Ryan Pollock, political director for the International Brotherhood of Electrical Workers Local 520 in Austin and state lobbyist for the Texas State Association of Electrical Workers Int Brotherhood
“I’ve grown up in and out of Texas my whole life, but I’ve been in Austin for just over 16 years now. This was definitely the worst that I’ve experienced. Summer 2011 was really bad as well, but I think this surpassed it.
“I haven’t been able to stay active like I was before, which is really the first time that’s ever happened.
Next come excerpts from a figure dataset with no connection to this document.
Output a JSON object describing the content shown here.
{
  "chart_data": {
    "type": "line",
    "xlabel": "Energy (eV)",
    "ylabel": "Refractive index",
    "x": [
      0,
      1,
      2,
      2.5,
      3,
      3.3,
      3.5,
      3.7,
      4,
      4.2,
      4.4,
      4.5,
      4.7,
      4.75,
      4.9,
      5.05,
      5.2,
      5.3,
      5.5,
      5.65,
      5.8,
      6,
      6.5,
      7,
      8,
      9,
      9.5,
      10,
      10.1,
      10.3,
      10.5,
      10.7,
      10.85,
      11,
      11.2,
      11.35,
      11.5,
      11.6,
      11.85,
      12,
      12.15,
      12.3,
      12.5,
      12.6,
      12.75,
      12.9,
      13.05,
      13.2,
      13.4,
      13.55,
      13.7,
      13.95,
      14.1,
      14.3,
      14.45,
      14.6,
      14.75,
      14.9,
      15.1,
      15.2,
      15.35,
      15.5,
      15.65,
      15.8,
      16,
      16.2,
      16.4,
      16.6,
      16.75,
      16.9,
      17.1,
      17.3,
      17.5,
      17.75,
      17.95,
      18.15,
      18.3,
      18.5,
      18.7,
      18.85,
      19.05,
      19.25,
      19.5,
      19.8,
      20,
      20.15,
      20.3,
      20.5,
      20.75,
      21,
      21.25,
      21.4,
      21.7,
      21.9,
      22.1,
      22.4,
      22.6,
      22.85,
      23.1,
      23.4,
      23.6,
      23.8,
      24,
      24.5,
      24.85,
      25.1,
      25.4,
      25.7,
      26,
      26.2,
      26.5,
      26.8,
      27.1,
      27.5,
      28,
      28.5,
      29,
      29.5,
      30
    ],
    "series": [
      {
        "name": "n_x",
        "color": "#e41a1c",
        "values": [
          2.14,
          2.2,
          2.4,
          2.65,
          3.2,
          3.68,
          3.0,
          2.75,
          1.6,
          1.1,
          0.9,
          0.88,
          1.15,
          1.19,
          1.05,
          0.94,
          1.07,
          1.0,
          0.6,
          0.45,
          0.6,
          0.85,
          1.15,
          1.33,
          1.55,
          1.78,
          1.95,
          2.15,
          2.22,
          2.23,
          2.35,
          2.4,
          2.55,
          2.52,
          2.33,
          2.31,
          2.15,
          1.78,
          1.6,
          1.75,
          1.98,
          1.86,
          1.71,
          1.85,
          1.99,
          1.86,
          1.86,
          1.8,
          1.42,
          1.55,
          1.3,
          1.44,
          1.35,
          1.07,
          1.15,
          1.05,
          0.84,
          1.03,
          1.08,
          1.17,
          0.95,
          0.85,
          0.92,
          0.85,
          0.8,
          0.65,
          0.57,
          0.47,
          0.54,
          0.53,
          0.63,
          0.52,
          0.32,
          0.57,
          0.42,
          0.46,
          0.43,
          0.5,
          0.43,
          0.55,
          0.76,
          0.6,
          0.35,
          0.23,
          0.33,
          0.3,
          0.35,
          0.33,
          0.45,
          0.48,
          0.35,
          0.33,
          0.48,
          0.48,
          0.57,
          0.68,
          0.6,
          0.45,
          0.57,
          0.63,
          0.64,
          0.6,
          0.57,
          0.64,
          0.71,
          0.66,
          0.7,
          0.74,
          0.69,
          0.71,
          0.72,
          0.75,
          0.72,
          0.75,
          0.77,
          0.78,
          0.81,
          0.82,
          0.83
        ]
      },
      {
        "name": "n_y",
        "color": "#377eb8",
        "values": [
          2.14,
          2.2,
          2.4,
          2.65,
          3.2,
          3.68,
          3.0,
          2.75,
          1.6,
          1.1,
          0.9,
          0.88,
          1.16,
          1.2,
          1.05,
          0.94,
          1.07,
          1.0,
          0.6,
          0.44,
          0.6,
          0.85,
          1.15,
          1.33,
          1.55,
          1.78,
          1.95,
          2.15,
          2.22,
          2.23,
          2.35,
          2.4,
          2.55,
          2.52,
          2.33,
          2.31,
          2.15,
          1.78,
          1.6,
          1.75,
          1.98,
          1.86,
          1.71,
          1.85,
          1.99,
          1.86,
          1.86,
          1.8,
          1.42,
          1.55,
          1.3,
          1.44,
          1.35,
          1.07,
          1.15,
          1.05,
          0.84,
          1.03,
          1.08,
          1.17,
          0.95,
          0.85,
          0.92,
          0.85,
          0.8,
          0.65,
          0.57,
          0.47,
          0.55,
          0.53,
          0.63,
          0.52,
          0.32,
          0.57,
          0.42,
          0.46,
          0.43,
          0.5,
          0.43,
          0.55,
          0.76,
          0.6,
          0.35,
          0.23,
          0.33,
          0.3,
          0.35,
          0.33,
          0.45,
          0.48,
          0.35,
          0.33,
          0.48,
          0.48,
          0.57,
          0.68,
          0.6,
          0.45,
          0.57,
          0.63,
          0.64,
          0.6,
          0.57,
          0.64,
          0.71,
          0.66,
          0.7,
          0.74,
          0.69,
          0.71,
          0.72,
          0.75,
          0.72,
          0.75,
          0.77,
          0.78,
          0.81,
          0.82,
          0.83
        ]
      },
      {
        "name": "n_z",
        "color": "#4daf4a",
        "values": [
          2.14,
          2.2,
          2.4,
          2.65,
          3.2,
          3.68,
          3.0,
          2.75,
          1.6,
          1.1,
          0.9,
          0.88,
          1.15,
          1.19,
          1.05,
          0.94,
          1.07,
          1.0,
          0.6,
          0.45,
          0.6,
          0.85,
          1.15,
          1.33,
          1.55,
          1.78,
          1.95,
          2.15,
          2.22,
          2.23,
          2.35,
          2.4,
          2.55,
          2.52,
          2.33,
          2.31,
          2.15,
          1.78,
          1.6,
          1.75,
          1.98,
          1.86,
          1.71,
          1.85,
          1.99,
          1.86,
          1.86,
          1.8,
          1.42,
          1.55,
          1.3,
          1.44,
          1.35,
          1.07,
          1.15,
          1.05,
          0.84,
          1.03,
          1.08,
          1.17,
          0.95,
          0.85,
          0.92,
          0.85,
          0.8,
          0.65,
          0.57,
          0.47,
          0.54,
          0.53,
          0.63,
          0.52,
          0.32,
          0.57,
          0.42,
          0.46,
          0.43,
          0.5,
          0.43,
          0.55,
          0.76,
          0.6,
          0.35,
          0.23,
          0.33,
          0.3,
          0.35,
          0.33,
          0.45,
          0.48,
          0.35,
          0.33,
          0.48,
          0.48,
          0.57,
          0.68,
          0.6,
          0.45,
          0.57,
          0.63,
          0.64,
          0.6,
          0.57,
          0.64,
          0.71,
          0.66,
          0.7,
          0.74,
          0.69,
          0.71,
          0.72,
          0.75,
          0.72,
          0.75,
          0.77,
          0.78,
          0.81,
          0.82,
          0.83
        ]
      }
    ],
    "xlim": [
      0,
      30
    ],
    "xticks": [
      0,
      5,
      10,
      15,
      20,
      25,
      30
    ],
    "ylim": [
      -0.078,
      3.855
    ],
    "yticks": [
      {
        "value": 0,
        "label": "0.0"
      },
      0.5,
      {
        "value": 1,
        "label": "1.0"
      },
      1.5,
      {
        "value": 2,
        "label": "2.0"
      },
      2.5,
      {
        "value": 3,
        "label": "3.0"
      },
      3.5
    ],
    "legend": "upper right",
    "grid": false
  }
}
Sometimes I’ll cut back a little bit on working outside or just being active, but this is the first time where I haven’t been able to handle it. I really enjoy going out for walks, just for my personal, physical and mental well-being and all that, and I haven’t been able to do that for the last few months and it’s really been a bit of a struggle. Very much a bummer. It’s like the inverse of seasonal affective disorder.
“I’ve heard people talking about leaving. They may not be able to do it right away but they’re looking. Yeah, people are looking for an exit because they’re just done with this.”
Ariana Aiello, resident of Scottsdale, Arizona
“This has been one of the most brutal summers we’ve had, and I’ve lived in Arizona for over 30 years. You find yourself looking forward to going to your day job and being in air conditioning, but it’s really rough. Kids can’t play outside. We walk our dogs at 5 in the morning. If you want to do any sort of exercise, you have to do it way early.
“You feel like you’re in an oven. And I think the hardest part is that there hasn’t really been a break.
“I’m a big outside person. I love hiking and all that. You just get tired of being trapped inside. It was like during Covid.
“It was over 110 degrees for basically 31 days. That’s not normal. Over 110 degrees is really a tough place to be.”